Pendidikan formal, dalam hal ini sekolah, punya andil besar pada apa yang disebut sebagai pelestarian bahasa Jawa. Dalam upaya ini, kualitas guru tentu saja menjadi hal yang teramat penting. Menggunakan media yang menarik dan pembelajaran yang tidak membosankan bagi siswa, menjadi kunci diminatinya pelajaran bahasa Jawa. Hal ini sebagai upaya supaya pelajaran itu tak jadi momok di sekolah, membuat bahasa Jawa tak berjarak dengan siswa. Pemerintah dan perguruan tinggi sebagai pencetak tenaga pendidik harus berupaya untuk melakukan peningkatan mutu pembelajaran dan melakukan kontrol kualitas para guru.

9)        Apa trik-trik khusus yang Anda lakukan guna melestarikan bahasa Jawa?
Sederhana saja, selalu menggunakan bahasa Jawa dalam percakapan sehari-hari. Bahasa Jawa akan selalu ada jika selalu digunakan oleh para penuturnya.
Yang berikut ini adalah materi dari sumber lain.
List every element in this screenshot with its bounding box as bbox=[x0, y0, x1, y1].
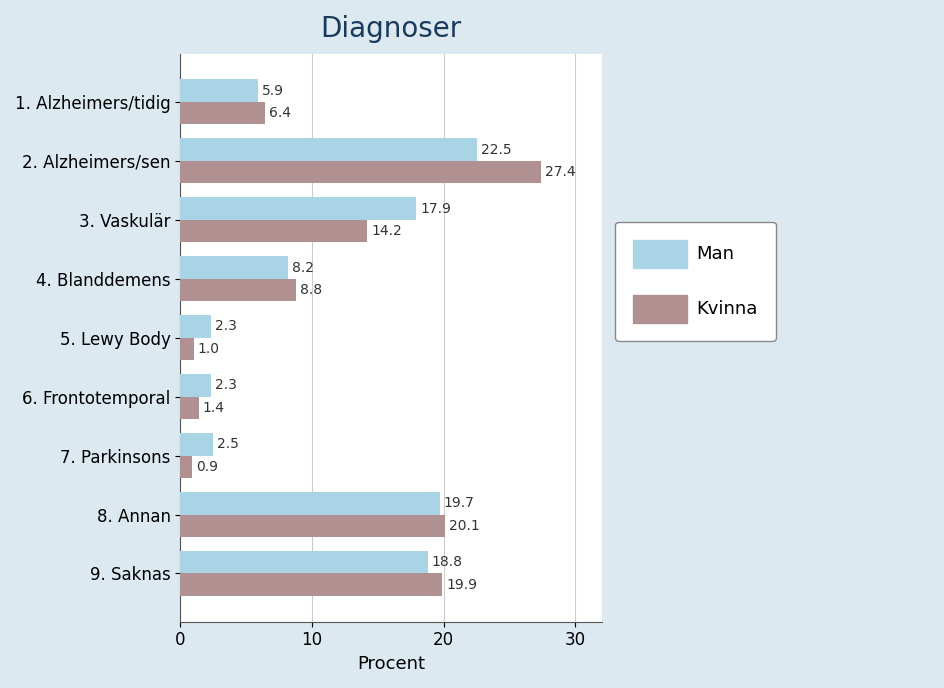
Bar bbox=[180, 102, 264, 125]
Bar bbox=[180, 455, 193, 478]
Text: 22.5: 22.5 bbox=[480, 142, 511, 157]
Bar bbox=[180, 138, 476, 161]
Text: 2.3: 2.3 bbox=[214, 378, 236, 392]
Text: 2.5: 2.5 bbox=[217, 438, 239, 451]
Text: 18.8: 18.8 bbox=[431, 555, 463, 569]
Text: 19.9: 19.9 bbox=[446, 578, 477, 592]
Bar bbox=[180, 574, 442, 596]
Text: 8.8: 8.8 bbox=[300, 283, 322, 297]
X-axis label: Procent: Procent bbox=[357, 655, 425, 673]
Text: 17.9: 17.9 bbox=[420, 202, 450, 215]
Bar bbox=[180, 315, 211, 338]
Bar bbox=[180, 257, 288, 279]
Text: 2.3: 2.3 bbox=[214, 319, 236, 334]
Text: 1.0: 1.0 bbox=[197, 342, 219, 356]
Text: 5.9: 5.9 bbox=[261, 84, 284, 98]
Bar bbox=[180, 551, 428, 574]
Text: 8.2: 8.2 bbox=[292, 261, 314, 275]
Bar bbox=[180, 279, 296, 301]
Bar bbox=[180, 338, 194, 360]
Title: Diagnoser: Diagnoser bbox=[320, 15, 462, 43]
Bar bbox=[180, 197, 415, 219]
Bar bbox=[180, 80, 258, 102]
Bar bbox=[180, 433, 213, 455]
Legend: Man, Kvinna: Man, Kvinna bbox=[615, 222, 775, 341]
Bar bbox=[180, 492, 439, 515]
Bar bbox=[180, 161, 541, 183]
Text: 14.2: 14.2 bbox=[371, 224, 402, 238]
Bar bbox=[180, 397, 198, 419]
Text: 19.7: 19.7 bbox=[444, 496, 474, 510]
Text: 20.1: 20.1 bbox=[448, 519, 480, 533]
Text: 6.4: 6.4 bbox=[268, 106, 291, 120]
Text: 1.4: 1.4 bbox=[203, 401, 225, 415]
Bar bbox=[180, 219, 367, 242]
Text: 0.9: 0.9 bbox=[196, 460, 218, 474]
Text: 27.4: 27.4 bbox=[545, 165, 575, 179]
Bar bbox=[180, 374, 211, 397]
Bar bbox=[180, 515, 445, 537]
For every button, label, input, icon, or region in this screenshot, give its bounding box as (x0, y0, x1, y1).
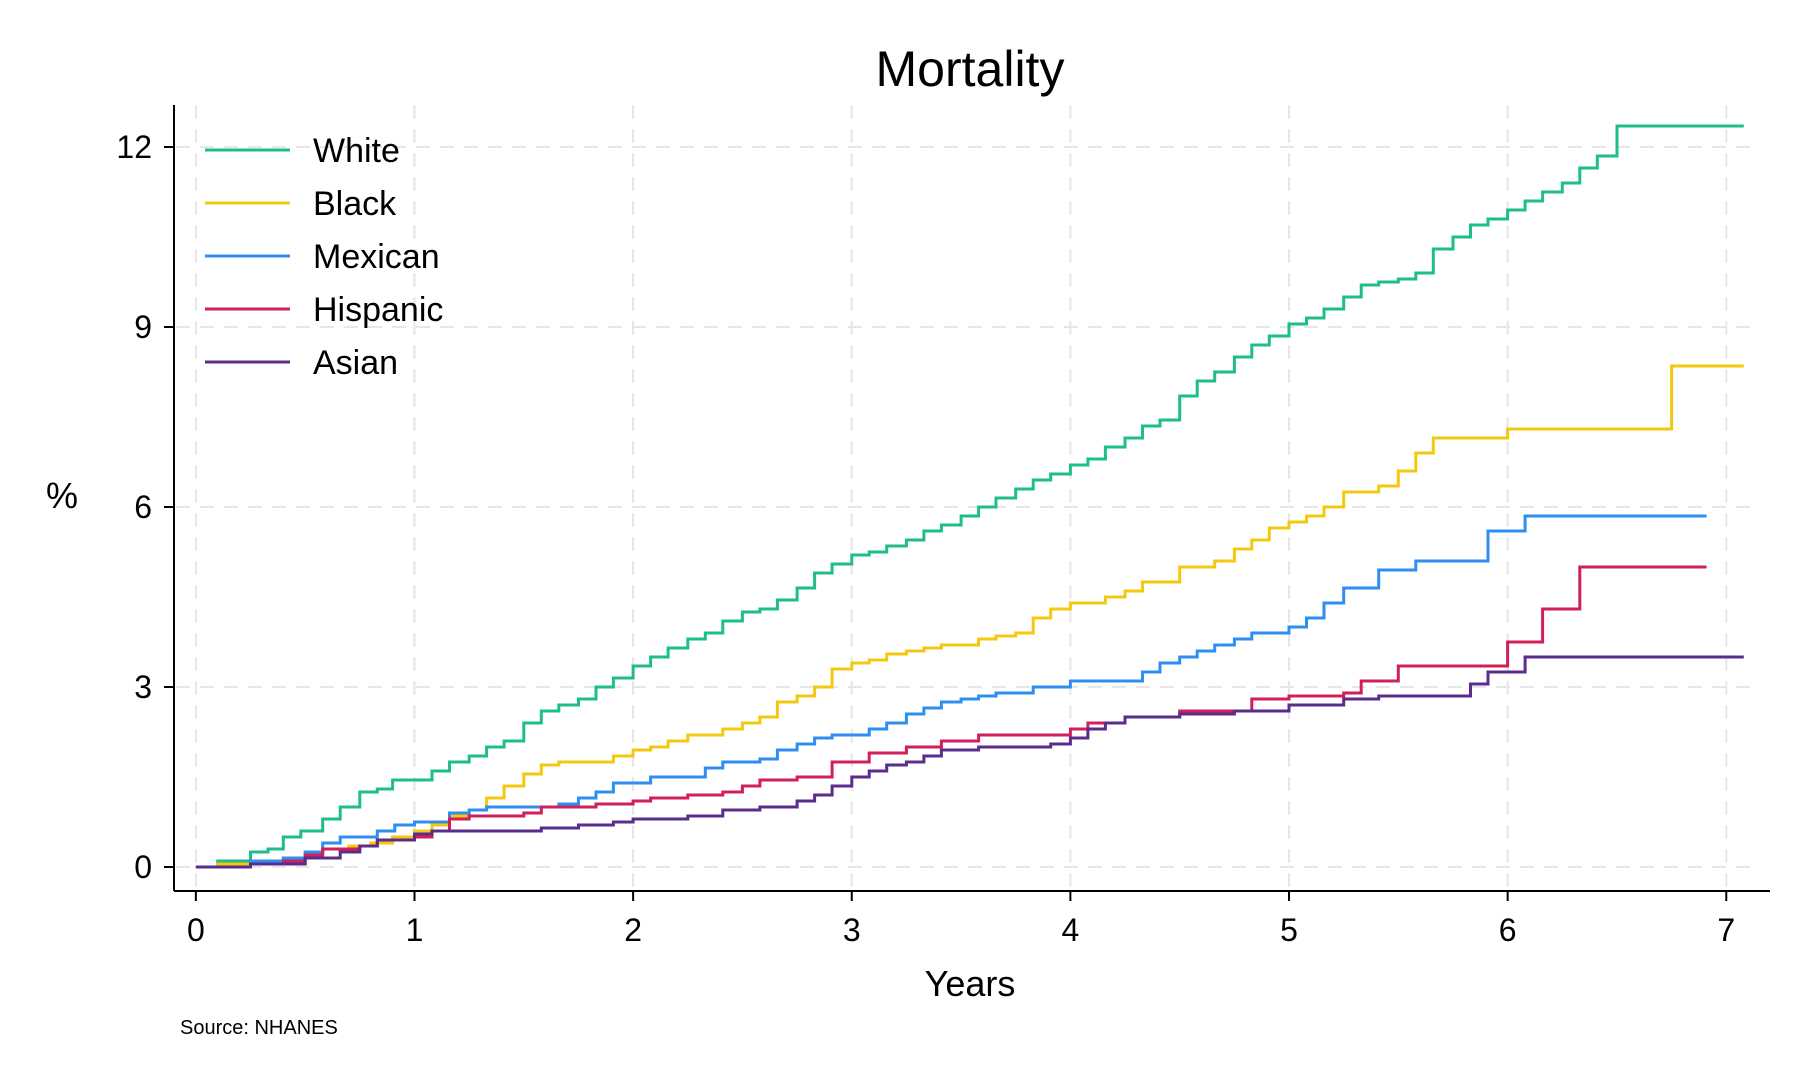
grid-layer (176, 105, 1760, 889)
legend-label-black: Black (313, 185, 397, 223)
legend-label-hispanic: Hispanic (313, 291, 443, 329)
series-line-asian (195, 655, 1744, 869)
x-tick-label: 2 (624, 912, 642, 948)
x-tick-label: 6 (1499, 912, 1517, 948)
legend: White Black Mexican Hispanic Asian (205, 132, 443, 382)
y-tick-label: 9 (134, 309, 152, 345)
y-tick-label: 0 (134, 849, 152, 885)
series-line-black (195, 364, 1744, 869)
x-tick-label: 5 (1280, 912, 1298, 948)
y-tick-label: 6 (134, 489, 152, 525)
legend-label-mexican: Mexican (313, 238, 440, 276)
source-note: Source: NHANES (180, 1017, 338, 1039)
x-tick-label: 0 (187, 912, 205, 948)
legend-label-white: White (313, 132, 400, 170)
x-tick-label: 4 (1061, 912, 1079, 948)
y-tick-label: 3 (134, 669, 152, 705)
y-axis-label: % (46, 475, 78, 516)
x-axis-label: Years (925, 963, 1016, 1004)
x-tick-label: 1 (406, 912, 424, 948)
x-tick-label: 3 (843, 912, 861, 948)
legend-label-asian: Asian (313, 344, 398, 382)
series-line-white (195, 124, 1744, 869)
chart-title: Mortality (876, 41, 1065, 97)
series-line-mexican (195, 514, 1707, 869)
series-layer (195, 124, 1744, 869)
x-tick-label: 7 (1717, 912, 1735, 948)
y-tick-label: 12 (116, 129, 152, 165)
Karena nyatanya sekarang banyak orang yang enggan berbahasa Jawa, meski sama-sama tahu, yang diajak ngobrol adalah orang yang sama-sama paham bahasa Jawa. Ini tidak salah, tapi dalam upaya pemertahanan, langkah awal memang selalu menuturkannya. Kesadaran ideologis untuk itu perlu senantiasa dibiakkan. Tak harus muluk-muluk pakai krama, tapi bisa diawali dengan ngoko. Yang penting keterbukaan dan kemauan untuk belajar.

10)    Apa harapan Anda mengenai perkembangan bahasa Jawa?
Bahasa Jawa harus nut jaman kalakone, mengikuti perkembangan zaman. Bahasa Jawa harus mampu menyatu dan membaur dalam pasrawungan global. Dengan cara itulah, bahasa Jawa bakal mampu “diajak berpikir global”, namun tetap membiakkan kearifan lokal.

11)    Adakah pesan khusus untuk pemuda Jawa terdidik?
Bahasa Jawa adalah warisan tak ternilai. Sebagai generasi muda, sudah menjadi kewajiban untuk selalu menjaga dan terus mengadakannya. Ini adalah tanggung jawab moral. Para pujangga bilang, rum kuncaraning bangsa dumunung aneng luhuring budaya, kebesaran sebuah bangsa terletak pada luhur budayanya. Kelak, semoga bahasa Jawa tidak menjadi jejak sejarah, tapi selalu ada, untuk dituturkan, dan dibanggakan sebagai produk sekaligus aset kultural.